Syto9

An MX3005p reverse transcription polymerase chain reaction (RT-PCR) instrument (Agilent) was used to perform PaSTRy^{50 (link)} experiments with the SYTO9 (Invitrogen) dye, which can detect the presence of RNA. We set up 50-µL reactions in a thin-walled PCR plate (Agilent), containing ~1 μL of either CVA10 mature virus or empty- or A-particles and 5 mM SYTO9 in PBS (pH 7.4), and the temperature ramped from 25 to 99 °C. Fluorescence was recorded in triplicate at 1 °C intervals.

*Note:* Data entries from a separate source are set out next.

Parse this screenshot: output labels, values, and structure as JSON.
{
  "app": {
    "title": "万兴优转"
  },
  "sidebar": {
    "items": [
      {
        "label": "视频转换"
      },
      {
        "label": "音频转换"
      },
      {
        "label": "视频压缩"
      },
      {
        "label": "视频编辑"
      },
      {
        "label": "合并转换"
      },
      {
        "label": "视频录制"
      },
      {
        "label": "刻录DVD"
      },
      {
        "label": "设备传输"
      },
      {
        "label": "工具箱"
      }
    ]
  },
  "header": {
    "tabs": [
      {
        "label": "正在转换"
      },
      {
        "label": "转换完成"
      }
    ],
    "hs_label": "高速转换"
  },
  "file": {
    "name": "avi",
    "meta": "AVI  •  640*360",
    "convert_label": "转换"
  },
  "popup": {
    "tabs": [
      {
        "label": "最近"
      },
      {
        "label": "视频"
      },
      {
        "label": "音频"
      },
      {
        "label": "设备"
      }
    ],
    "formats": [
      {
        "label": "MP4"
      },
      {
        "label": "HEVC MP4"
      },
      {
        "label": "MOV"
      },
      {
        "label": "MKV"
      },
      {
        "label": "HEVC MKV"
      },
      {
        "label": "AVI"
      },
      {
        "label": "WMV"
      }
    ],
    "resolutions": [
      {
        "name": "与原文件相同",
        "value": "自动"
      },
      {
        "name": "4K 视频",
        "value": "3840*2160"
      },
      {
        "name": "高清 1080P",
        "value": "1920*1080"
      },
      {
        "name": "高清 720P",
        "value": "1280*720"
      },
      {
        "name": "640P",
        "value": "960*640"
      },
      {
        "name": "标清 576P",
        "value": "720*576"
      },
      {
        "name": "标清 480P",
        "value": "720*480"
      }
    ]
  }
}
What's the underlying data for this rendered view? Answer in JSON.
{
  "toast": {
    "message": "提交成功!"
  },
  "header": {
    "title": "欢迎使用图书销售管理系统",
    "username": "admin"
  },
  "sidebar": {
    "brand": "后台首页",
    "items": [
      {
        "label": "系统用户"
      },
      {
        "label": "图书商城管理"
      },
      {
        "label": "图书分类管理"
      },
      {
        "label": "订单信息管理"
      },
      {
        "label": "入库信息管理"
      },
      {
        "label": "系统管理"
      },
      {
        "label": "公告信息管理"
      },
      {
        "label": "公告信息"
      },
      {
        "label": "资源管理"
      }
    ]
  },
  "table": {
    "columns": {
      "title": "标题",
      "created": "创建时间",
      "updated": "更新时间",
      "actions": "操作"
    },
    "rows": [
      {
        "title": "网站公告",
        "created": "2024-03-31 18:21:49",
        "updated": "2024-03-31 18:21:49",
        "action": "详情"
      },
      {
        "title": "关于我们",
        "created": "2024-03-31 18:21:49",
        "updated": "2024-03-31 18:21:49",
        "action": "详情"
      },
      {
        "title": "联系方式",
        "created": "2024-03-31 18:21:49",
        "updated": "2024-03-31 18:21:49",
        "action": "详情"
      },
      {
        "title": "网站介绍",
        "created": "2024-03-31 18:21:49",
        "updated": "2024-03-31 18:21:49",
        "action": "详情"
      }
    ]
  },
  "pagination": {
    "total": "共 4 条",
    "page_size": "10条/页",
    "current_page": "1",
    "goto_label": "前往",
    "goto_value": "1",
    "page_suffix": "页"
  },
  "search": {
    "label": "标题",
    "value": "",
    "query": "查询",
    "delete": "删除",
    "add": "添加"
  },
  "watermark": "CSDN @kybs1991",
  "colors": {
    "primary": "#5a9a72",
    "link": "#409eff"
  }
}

Thermofluor experiments^{47 (link)} were performed with a MX3005p RT-PCR instrument (Agilent/Stratagene). Fluorescent probe SYTO9 and SYPROred (both from Invitrogen) were used to detect the presence of single-stranded RNA and exposed hydrophobic regions of capsid proteins respectively. Multiple reaction mixtures, each with a total volume of 50 μl, containing 1.0 μg of virus particles, 5 μM SYTO9 and 3 × SYPROred, but with different a pH scale (ranging 5.5 to 8.5, 0.5 interval), were set up in thin-walled PCR plates (from Agilent). The fluorescence level was recorded in triplicate at 0.5 °C intervals from 25 to 99 °C. In addition, a similar thermal stability assay was also performed on virus-Fab or virus-Ab immune complexes with 1.0 μg of CVA6 particles pre-incubated with either antibody or Fab (with a final antibody/fab concentration of 50 μg ml⁻¹) at 37 °C for 1 h. The temperatures at which RNA was released (Tr) and at which particles melted temperature (Tm) were recorded as the minimums of the negative first derivative of the RNA exposure and protein denaturation curves, respectively.